Bizim ulusun önemli bir özelliği var: Çok hızlı ayrışır, çok hızlı birleşiriz. Birlik ve beraberlik konusunda hiçbir ulus bizim gibi değil. Kötü günde derhal bir araya gelir, elimizden ne gelirse yaparız. Bu belki de eski imece kültürümüzden gelmektedir.
Orman yangınlarında da böyle oldu. Zaman, mekan, sınır tanımadan imkanı olan herkes yardıma koştu. Sivil toplum kuruluşları hemen harekete geçti, gönüllüler derhal yardım toplamaya başladı. Kısa sürede organize olup ne gerekiyorsa yaptık.
Yangın bölgelerinde kimin neye ihtiyacı varsa onları temin etmeye çalıştık. Bu yardımlar arasında insanımıza güç veren bir çocuğun küçük resmi ve iki cümlesi de vardı, bir adamın yarım kilo tutmayan kuru pasta kargosu da vardı, belediyelerimizin kamyon dolusu yardımları da. Ne güzel, herkes gönlünden kopanı ortaya koydu.
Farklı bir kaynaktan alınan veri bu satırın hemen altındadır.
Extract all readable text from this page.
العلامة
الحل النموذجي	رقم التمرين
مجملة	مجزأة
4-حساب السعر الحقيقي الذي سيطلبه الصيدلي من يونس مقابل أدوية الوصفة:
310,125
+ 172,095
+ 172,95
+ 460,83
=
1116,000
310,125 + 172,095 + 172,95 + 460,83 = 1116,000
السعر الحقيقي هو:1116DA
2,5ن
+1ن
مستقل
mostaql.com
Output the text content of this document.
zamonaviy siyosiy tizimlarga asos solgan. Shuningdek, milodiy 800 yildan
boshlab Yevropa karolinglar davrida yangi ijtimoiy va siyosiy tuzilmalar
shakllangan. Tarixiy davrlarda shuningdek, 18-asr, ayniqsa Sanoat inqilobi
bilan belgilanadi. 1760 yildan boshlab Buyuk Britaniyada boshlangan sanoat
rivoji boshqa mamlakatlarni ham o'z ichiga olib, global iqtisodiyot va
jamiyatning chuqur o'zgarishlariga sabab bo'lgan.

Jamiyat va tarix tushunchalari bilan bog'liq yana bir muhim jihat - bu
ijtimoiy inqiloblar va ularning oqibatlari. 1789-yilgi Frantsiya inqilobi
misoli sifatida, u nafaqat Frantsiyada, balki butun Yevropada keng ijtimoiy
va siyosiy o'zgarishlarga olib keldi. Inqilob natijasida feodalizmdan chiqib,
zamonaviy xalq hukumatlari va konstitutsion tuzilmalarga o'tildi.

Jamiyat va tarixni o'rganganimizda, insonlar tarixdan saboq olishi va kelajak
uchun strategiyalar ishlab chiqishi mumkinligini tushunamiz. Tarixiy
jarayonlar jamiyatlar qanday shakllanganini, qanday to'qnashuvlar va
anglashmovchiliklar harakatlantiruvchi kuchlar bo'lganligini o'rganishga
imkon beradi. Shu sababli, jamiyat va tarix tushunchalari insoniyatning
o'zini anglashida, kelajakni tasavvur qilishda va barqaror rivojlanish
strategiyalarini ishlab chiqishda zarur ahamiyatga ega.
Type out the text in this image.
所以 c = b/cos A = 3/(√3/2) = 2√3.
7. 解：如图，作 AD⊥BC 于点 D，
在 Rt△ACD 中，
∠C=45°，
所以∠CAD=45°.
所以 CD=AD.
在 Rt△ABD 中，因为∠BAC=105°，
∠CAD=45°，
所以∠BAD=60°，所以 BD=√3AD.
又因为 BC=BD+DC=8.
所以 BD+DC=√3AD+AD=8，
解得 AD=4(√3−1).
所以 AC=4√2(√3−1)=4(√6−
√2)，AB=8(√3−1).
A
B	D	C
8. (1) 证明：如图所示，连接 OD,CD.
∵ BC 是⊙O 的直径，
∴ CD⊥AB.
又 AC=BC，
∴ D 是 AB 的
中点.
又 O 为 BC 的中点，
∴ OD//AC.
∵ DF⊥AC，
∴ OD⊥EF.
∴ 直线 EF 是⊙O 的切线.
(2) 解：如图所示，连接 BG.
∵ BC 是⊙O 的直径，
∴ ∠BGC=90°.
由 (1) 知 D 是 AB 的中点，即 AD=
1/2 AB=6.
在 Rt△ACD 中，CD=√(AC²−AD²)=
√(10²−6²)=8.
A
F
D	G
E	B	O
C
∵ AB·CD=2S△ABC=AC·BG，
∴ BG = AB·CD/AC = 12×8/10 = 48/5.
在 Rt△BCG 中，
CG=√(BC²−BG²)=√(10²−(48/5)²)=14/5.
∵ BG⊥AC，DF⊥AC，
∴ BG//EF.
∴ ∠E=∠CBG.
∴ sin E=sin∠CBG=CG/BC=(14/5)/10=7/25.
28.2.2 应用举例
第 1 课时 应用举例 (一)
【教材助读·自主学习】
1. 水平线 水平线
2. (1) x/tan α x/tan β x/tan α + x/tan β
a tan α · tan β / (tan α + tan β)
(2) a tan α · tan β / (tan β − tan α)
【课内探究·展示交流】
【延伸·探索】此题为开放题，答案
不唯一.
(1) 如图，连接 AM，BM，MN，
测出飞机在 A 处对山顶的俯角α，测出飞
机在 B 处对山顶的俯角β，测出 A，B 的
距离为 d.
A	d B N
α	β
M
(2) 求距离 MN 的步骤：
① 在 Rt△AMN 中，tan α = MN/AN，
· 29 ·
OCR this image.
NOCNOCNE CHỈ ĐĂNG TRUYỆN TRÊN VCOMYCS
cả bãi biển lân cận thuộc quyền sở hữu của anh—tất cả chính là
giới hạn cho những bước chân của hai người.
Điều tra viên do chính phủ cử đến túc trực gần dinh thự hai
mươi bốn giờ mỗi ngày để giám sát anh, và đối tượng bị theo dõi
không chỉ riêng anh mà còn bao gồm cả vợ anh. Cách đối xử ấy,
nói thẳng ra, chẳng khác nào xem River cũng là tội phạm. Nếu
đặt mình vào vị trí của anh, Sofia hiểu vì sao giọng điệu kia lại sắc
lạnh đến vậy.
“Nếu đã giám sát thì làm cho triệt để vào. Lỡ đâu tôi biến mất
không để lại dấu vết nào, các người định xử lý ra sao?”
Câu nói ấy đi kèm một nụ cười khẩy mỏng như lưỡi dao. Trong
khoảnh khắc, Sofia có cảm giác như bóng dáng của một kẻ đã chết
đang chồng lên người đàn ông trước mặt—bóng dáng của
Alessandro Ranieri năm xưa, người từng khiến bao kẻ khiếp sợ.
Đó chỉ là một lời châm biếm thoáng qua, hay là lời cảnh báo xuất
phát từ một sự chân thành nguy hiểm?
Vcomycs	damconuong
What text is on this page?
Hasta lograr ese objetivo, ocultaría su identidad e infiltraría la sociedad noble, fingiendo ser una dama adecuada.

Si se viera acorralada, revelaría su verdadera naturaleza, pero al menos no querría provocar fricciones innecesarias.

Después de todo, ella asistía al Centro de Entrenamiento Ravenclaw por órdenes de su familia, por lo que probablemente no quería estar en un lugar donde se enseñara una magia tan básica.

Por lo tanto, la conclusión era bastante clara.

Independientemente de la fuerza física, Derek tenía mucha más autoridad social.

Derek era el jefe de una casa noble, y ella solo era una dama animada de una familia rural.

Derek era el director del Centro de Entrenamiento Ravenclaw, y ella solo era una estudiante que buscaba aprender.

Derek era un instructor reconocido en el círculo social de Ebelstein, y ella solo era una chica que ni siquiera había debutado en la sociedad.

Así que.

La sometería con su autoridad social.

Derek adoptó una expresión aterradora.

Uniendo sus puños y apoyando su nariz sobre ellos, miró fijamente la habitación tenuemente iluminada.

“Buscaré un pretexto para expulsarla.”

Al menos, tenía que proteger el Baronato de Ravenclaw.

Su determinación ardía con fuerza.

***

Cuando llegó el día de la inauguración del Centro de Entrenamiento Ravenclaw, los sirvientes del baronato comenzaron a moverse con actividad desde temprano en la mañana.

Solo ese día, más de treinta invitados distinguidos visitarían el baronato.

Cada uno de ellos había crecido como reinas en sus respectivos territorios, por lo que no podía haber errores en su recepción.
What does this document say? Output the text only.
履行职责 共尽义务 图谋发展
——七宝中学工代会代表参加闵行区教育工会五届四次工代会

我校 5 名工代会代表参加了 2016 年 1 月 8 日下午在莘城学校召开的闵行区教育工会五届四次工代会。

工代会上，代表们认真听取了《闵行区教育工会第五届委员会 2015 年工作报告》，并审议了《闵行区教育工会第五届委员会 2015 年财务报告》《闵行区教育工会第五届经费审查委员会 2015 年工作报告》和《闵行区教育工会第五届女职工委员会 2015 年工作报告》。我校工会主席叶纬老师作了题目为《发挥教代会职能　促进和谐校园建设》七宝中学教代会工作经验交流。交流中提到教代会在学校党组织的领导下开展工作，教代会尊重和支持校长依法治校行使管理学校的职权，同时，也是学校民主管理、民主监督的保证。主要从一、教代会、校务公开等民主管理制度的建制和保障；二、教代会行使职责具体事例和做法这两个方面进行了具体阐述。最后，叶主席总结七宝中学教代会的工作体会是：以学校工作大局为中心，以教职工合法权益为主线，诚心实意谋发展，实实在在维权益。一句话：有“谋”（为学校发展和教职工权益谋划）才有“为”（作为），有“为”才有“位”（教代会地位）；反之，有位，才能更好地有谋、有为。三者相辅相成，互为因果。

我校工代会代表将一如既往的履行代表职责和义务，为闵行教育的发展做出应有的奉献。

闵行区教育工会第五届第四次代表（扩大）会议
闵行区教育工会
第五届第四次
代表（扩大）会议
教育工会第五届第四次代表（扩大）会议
Ulusumla, ait olduğum kültürle onur duyuyorum. Elbet bunu zedeleyen olaylara da tanık olduk. Eldiveni 5 liraya alıp on beş liraya satamaya kalkanlar, oraya kendini gezdirmek için gidenler, yiyecek içecekleri israf edenler… Bu tip fırsatçılar her toplumda vardır, bizim toplumumuzda da var. Bunlara biz utanmaz desek hafif kalacak. Bu tip bireysel olaylar bile güç birliğimizi zedelemedi.
Halkımıza bu zor günlerde gösterdikleri özveri için yürekten teşekkür ediyorum, maddi veya manevi olarak orada olanların önünde saygıyla eğiliyorum.
Dünyanın her yerinde çoğunlukla iklim değişikliği ve elektrik telleri nedenleriyle çıkan bu yangınlar umalım ki son olsun ve bu konuda yetkililer, etkililer mutlaka önceden birtakım önlemleri alsınlar; aksi takdirde canımız yanmaya devam eder.
Canımızın yanmadığı, üzülmediğimiz nice güzel günlere…
Keyifli okumalar dilerim, iyi haftalar.